Construction sector continues recovery in November

Monday 09 December 2013 18.27
November sees a third growth of jobs growth, latest Construction PMI shows
November sees a third growth of jobs growth, latest Construction PMI shows

The recovery in the construction sector is continuing to gain traction, according to the latest Construction Purchasing Managers Index from Ulster Bank.

The PMI, which tracks changes in total construction industry, remained well above the 50 no-change mark in November. It showed a reading of 58.8, down from the reading of 59.4 in October. 

November saw a third month of jobs growth in the sector, while strong growth in activity and new orders was also registered in the month.

Ulster Bank said that business sentiment was at its highest since the survey began in 2000 and reflected the number of new projects underway, the prospect of further new order growth in coming months and a general sense of optimism in the economy.

The index looks at three segments of the construction industry, housing, commercial and civl engineering.
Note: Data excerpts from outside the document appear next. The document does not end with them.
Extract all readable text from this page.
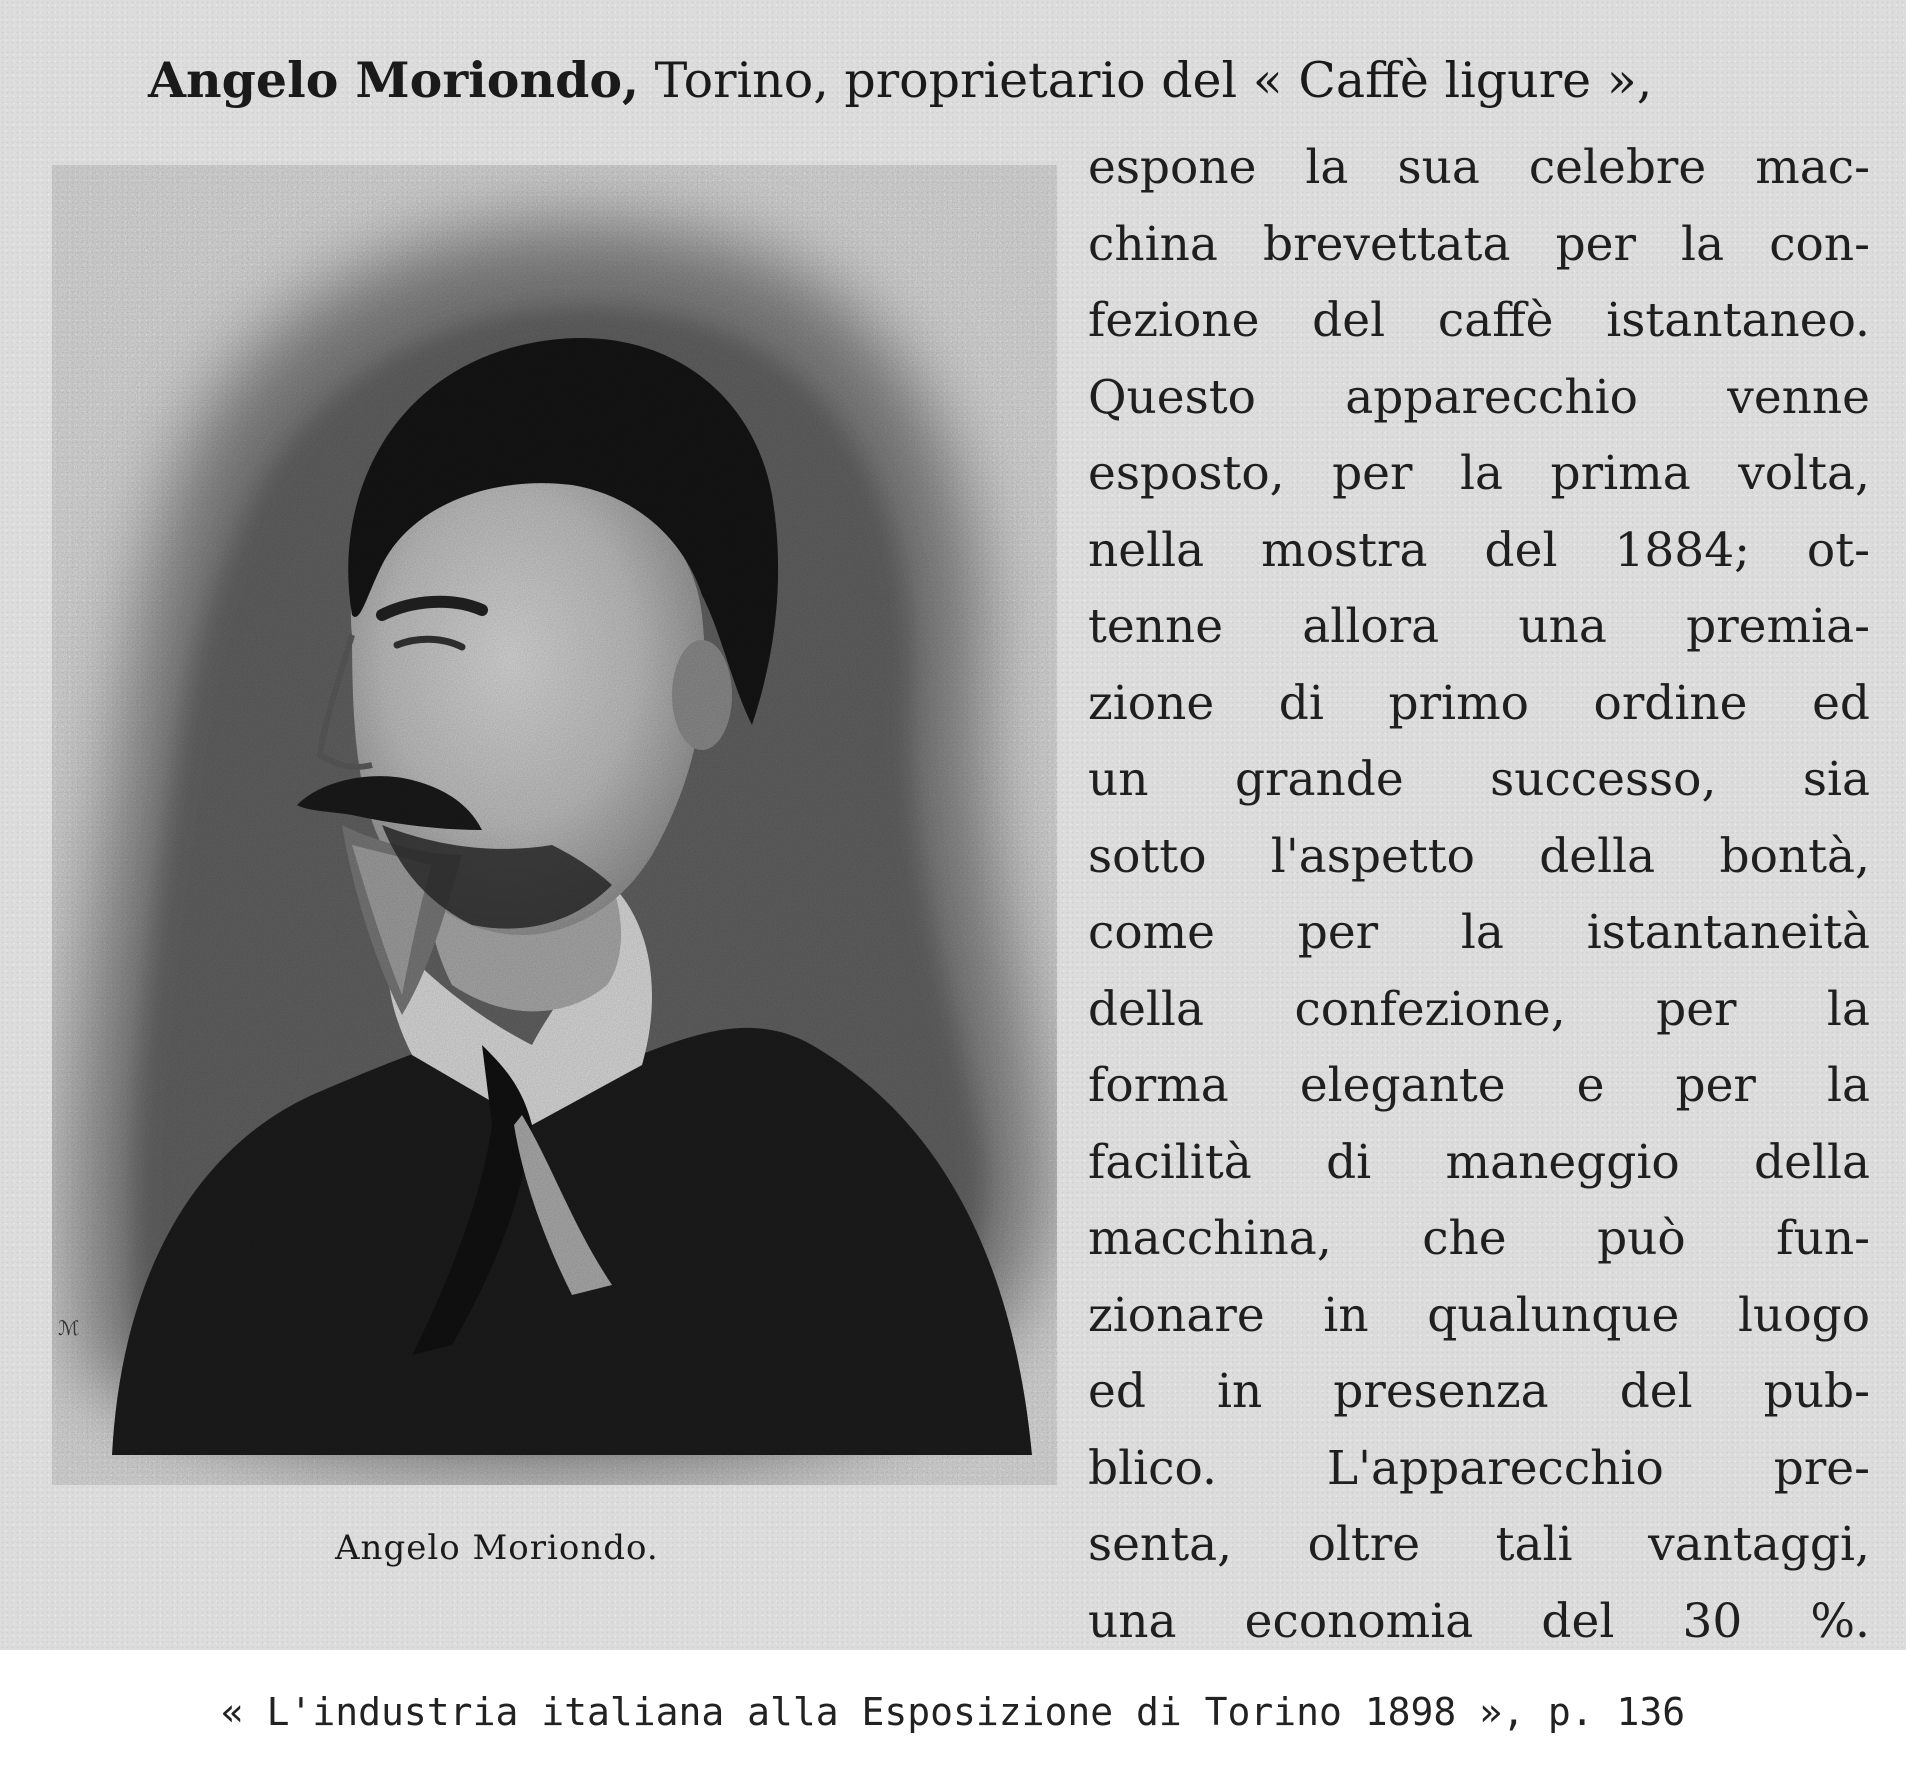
Angelo Moriondo, Torino, proprietario del « Caffè ligure »,
espone la sua celebre mac-
china brevettata per la con-
fezione del caffè istantaneo.
Questo apparecchio venne
esposto, per la prima volta,
nella mostra del 1884; ot-
tenne allora una premia-
zione di primo ordine ed
un grande successo, sia
sotto l'aspetto della bontà,
come per la istantaneità
della confezione, per la
forma elegante e per la
facilità di maneggio della
macchina, che può fun-
zionare in qualunque luogo
ed in presenza del pub-
blico. L'apparecchio pre-
senta, oltre tali vantaggi,
una economia del 30 %.
ℳ
Angelo Moriondo.
« L'industria italiana alla Esposizione di Torino 1898 », p. 136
Activity in both the housing and commercial sectors rose strongly again in November, with rates of expansion easing only slightly from the previous month.

While, the civil engineering sector continued to see a fall in activity, the pace of reduction remained much slower than earlier in the year.

Ulster Bank's chief economist Simon Barry said that in keeping with the pattern of the last several months, the improvements are being underpinned by recoveries in both the housing and commercial arenas where activity has now increased in each of the past five and four months respectively.

The economist said that near-term prospects for the sector appear favourable, judging by a further acceleration in the rate of growth of new business.  

"Of course activity levels in construction remain extremely low following the 2007-13 crash.  So, to reiterate a point we have made previously, the recent improvements in construction activity and confidence - as welcome as they are - need to be seen in the context of the huge declines of recent years," Mr Barry added.